Impact of bZIP Factors on Target Gene Expression Using bZIP-Specific Loss-of-Function Approaches. (A) EAR repressor fusions of bZIP1 and bZIP53 reveal a regulatory function in dark-induced ProDH transcription. Arabidopsis protoplasts were transiently transformed with a ProProDH:GUS reporter and cotransfected with Pro35S-driven reporters (HA-bZIP1, HA-bZIP53, HA-EAR-bZIP1, and HA-EAR-bZIP53). Induction by cultivation in constant dark (black bars) conditions is compared with expression in constant light (white bars). Depicted is the fold change compared with the promoter in the light. Four transfection experiments were used to calculate mean values and sd.
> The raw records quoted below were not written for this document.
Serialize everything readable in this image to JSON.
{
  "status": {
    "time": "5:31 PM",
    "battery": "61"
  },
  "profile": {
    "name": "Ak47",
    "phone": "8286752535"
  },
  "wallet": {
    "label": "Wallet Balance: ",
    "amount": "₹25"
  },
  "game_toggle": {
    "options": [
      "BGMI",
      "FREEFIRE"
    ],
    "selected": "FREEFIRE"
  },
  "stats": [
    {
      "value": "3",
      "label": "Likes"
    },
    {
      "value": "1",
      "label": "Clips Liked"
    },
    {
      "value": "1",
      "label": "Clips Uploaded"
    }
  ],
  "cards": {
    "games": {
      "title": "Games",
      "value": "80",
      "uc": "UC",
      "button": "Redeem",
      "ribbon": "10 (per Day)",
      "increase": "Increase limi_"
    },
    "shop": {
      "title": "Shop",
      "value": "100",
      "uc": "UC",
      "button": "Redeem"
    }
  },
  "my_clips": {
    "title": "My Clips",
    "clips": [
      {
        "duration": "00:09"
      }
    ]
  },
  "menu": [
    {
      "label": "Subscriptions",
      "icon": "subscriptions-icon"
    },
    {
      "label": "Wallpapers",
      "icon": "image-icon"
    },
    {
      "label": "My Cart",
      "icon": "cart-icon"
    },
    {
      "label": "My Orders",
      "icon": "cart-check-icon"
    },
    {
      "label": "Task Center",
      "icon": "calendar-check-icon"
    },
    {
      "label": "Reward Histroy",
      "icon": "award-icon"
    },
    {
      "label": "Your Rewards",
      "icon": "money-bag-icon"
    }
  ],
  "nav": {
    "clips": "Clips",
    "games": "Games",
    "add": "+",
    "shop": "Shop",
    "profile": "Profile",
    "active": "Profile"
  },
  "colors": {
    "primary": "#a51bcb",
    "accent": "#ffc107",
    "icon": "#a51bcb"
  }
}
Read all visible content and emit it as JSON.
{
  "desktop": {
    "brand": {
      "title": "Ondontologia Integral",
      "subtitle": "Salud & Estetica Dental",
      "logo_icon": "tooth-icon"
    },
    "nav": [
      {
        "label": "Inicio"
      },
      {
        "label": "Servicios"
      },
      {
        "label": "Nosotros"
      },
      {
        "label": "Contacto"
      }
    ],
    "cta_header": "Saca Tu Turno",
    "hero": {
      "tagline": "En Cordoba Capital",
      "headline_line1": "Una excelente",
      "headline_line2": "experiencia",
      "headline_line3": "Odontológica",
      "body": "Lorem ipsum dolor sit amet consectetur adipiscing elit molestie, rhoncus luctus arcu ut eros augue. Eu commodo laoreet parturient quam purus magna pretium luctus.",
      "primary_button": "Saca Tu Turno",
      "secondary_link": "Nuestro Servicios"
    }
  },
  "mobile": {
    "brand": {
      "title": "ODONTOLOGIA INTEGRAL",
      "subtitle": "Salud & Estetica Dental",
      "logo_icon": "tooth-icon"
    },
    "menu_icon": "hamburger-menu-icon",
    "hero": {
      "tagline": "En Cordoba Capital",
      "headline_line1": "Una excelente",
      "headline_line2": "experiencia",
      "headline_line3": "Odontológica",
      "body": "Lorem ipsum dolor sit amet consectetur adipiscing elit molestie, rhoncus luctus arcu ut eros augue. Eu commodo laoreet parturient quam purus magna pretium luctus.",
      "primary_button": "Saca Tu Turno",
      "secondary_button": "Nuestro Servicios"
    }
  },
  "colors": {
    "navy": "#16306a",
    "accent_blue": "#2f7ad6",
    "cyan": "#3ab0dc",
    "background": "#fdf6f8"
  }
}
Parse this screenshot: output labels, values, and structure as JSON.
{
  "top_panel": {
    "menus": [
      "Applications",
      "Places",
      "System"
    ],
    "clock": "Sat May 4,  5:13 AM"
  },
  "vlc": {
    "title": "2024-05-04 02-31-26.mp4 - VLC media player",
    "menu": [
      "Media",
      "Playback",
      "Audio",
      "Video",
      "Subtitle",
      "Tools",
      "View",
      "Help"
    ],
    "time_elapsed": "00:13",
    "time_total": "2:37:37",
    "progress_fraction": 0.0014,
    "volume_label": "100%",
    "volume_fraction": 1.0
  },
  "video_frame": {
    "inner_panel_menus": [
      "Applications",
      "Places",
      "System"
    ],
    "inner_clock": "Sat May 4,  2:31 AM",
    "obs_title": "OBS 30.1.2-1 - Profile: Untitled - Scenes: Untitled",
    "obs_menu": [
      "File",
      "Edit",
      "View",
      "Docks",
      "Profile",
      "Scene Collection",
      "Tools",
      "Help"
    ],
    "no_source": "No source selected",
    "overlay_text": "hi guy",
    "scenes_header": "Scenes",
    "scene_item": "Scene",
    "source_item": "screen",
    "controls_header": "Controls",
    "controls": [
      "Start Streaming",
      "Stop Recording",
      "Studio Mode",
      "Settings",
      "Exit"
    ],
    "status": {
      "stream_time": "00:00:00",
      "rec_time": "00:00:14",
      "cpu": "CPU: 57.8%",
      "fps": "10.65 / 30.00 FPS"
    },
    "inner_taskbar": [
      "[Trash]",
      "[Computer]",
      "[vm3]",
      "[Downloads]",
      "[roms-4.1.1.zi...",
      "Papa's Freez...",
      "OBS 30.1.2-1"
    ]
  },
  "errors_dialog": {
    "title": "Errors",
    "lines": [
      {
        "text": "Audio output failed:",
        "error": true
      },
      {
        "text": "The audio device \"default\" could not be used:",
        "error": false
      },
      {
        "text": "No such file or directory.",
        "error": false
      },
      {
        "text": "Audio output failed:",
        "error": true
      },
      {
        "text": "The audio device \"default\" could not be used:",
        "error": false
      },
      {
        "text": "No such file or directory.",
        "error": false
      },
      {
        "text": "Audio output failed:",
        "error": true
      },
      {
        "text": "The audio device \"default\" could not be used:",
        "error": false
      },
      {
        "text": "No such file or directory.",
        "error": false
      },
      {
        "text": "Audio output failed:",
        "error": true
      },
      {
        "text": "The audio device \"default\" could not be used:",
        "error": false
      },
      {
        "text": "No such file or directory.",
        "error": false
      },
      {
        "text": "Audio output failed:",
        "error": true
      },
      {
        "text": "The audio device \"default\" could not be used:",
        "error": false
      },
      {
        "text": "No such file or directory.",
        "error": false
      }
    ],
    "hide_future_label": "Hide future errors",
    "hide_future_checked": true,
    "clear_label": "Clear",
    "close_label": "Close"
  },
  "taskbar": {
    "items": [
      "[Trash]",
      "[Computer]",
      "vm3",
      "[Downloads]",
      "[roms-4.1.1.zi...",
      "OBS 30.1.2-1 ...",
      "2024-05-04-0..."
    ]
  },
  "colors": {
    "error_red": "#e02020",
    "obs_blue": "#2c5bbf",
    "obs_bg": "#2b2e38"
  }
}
Different letters indicate significant differences, tested by one-way ANOVA analysis following Tukey’s post-test (P < 0.05). Expression of the effector constructs was confirmed by immunoblot analysis (see Supplemental Figure 9A online). (B) qPCR analysis of ProDH, ASN1, and BCAT2 after extended night treatment as described in Figure 1. Rosette leaves of 10 3-week-old plants were pooled and used for RNA preparation and qPCR at the indicated time points. Fold change compared with the wild type (wt) is indicated at 0 h. Mean value and sd of two replicates are given. Asterisks represent significant differences between wild-type and mutant plants at the indicated time points (two-way ANOVA; *P < 0.05, **P < 0.01, and ***P < 0.001). Impaired expression of the corresponding bZIP genes is demonstrated in Supplemental Figures 9B and 9C online.

Figure 7.

Model Summarizing the Function of bZIP Factors in the Energy Deprivation Response. Starvation activates bZIP1 and bZIP53 transcriptionally and posttranscriptionally, the latter by a conserved system of uORFs. Presumably by heterodimerization with other members of the C/S1 bZIP network, bZIP1 and bZIP53 initiate a change in transcriptional activity by binding to ACGT or ACTCAT-like cis-elements within the promoters of metabolic target genes, causing a reprogramming of primary metabolism in response to low energy stress.